Louis Bleriot was, of course, the first person to fly across the English Channel (from France to England). A competition had been organised, but he realised that the real prize was not to win the race but to be the first person across. So, he got up early, in darkness, and took off at dawn’s first light while the other competitors were still in bed! Halfway across, his engine was overheating. He was lucky to spot a rain cloud and flew into it and around a couple of times, the rain cooling his engine a little, and then made it to England. However, he was lost and didn’t know where to find the airfield in Dover. He followed a railway line, then a road until he spotted some crowds obviously making their way to the airfield. Some kind souls in a car saw him gesticulating above and pointed the way; he found the airfield where he crash-landed safely (crash landings were not uncommon then).

When World War I began, planes – and their armaments – developed very rapidly. At first, pilots were unarmed, just doing reconnaissance. But they soon started taking pot shots at each other with pistols. Louis Strange was one of the first aviators and had the idea of mounting a machine gun to the plane. He’d just done so when a German pilot overflew the airfield, so he ran to his plane – the first ever ‘scramble’ – and took off. Unfortunately, he couldn’t ‘get it up’, so to speak; the weight of the gun combined with the low power of his early aircraft meant that he just could not climb high enough to reach the German above.

As engines became more powerful and aircraft grew faster, the next problem was how to fire a machine gun forwards without destroying the propeller. One early French pilot, Roland Garros (after whom the French tennis stadium is named, although he never played himself), had the idea of fixing metal plates to the propeller blades. This worked up to a point, but it could deflect bullets into the engine. Apparently Garros successfully shot down four Germans before then shooting himself down! The Dutch engineer Anthony Fokker (employed by the Germans) then invented synchronisation gear in which the propeller itself, by means of a cam, fires the gun at the appropriate time and enables the bullets to travel through the propellor’s arc.

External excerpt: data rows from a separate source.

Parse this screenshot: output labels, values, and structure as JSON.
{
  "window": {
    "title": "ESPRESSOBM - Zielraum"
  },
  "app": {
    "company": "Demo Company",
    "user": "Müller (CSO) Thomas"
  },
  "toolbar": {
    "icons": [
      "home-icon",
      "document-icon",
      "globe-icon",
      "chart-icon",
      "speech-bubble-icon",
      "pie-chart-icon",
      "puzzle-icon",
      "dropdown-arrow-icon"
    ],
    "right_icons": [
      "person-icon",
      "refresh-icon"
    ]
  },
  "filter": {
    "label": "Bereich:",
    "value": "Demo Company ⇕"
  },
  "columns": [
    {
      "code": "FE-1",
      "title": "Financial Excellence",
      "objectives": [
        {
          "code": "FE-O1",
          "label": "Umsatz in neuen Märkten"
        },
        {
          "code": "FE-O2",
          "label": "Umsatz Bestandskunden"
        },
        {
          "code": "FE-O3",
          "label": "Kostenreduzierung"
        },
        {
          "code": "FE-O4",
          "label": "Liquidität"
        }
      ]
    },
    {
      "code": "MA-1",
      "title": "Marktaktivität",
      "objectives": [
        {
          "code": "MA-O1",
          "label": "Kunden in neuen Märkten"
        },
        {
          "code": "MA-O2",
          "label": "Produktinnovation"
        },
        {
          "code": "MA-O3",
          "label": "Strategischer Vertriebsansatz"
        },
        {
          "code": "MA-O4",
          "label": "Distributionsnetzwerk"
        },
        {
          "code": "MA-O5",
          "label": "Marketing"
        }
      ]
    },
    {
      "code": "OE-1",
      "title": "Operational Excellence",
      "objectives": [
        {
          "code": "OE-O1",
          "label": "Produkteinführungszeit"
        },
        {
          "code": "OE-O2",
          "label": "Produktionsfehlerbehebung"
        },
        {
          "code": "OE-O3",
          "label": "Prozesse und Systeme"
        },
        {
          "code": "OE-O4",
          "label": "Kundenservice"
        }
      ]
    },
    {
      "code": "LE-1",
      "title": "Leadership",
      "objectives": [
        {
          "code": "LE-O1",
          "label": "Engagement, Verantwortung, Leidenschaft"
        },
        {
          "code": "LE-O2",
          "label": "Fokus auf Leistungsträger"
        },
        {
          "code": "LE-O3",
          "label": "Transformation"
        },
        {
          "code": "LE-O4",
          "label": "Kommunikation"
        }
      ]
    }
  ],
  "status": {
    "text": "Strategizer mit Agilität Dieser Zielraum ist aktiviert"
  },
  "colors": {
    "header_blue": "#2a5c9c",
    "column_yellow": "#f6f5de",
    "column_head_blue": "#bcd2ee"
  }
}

Planes developed at a rapid pace and those of 1917-18 bear little resemblance to those of 1914. The Sopwith Camel was arguably Britain’s deadliest fighter, but it killed more allied pilots than Germans; it was highly manoeuvrable but, in consequence, quite unstable and difficult to fly. The rotary engine’s rotational force also made it difficult and slow to roll left; apparently it was often faster to roll right three times (270 degrees).

Moving on to the second world war and early jets in hangars 3, 4 and 5, we saw Spitfires, a Hurricane, Lancaster and others from the Allied Forces, plus a Messerschmitt, Heinkel and Stuka from the German side. This Stuka was the only one left of 13 captured after the war and had a starring role in the film ‘Battle of Britain’. For the film, it was in fact altered from its actual configuration as a ‘tank buster’ on the Russian front – the fixings for two large cannons on the wings are still there – and given a fake bomb underneath the fuselage to replicate the Stukas that bombed our radar stations.

The Heinkel was also one of only two survivors, and studio copies of its cockpit were made for the film. This example survived apparently thanks to red tape and bureaucracy. It had been captured, repainted and left at the far end of a runway. At the end of the war, most old planes in German (or British) colours were simply scrapped but, being in American colours, they felt obliged to ask the USAAF whether they still wanted it. The reply took months, even years, to arrive, by which time the scrappers had moved on.

We ended our tour in Hangar 6, with the latest Eurofighter Typhoon and drone aircraft. We were somewhat surprised to be told the Typhoon is already obsolete, being a 4th generation fighter (1st = WW1, 2nd = WW2, 3rd = early jets, 4th = modern jets). The 5th generation fighters – such as the Lockheed F35 – are stealthy and use an entirely new form of radar which just ‘listens’ to the enemy and homes in without emitting any radar signals itself, except for an occasional millisecond burst. So they are effectively invisible to other aircraft. At a cost of £85 million each, apparently the UK intends to buy about 30.

It was a great day. Despite the 2½-hour guided tour, we just scratched the surface and there was so much more to see. After lunch most of us went off to explore further, but I’m sure it would be worth visiting again in a year or two.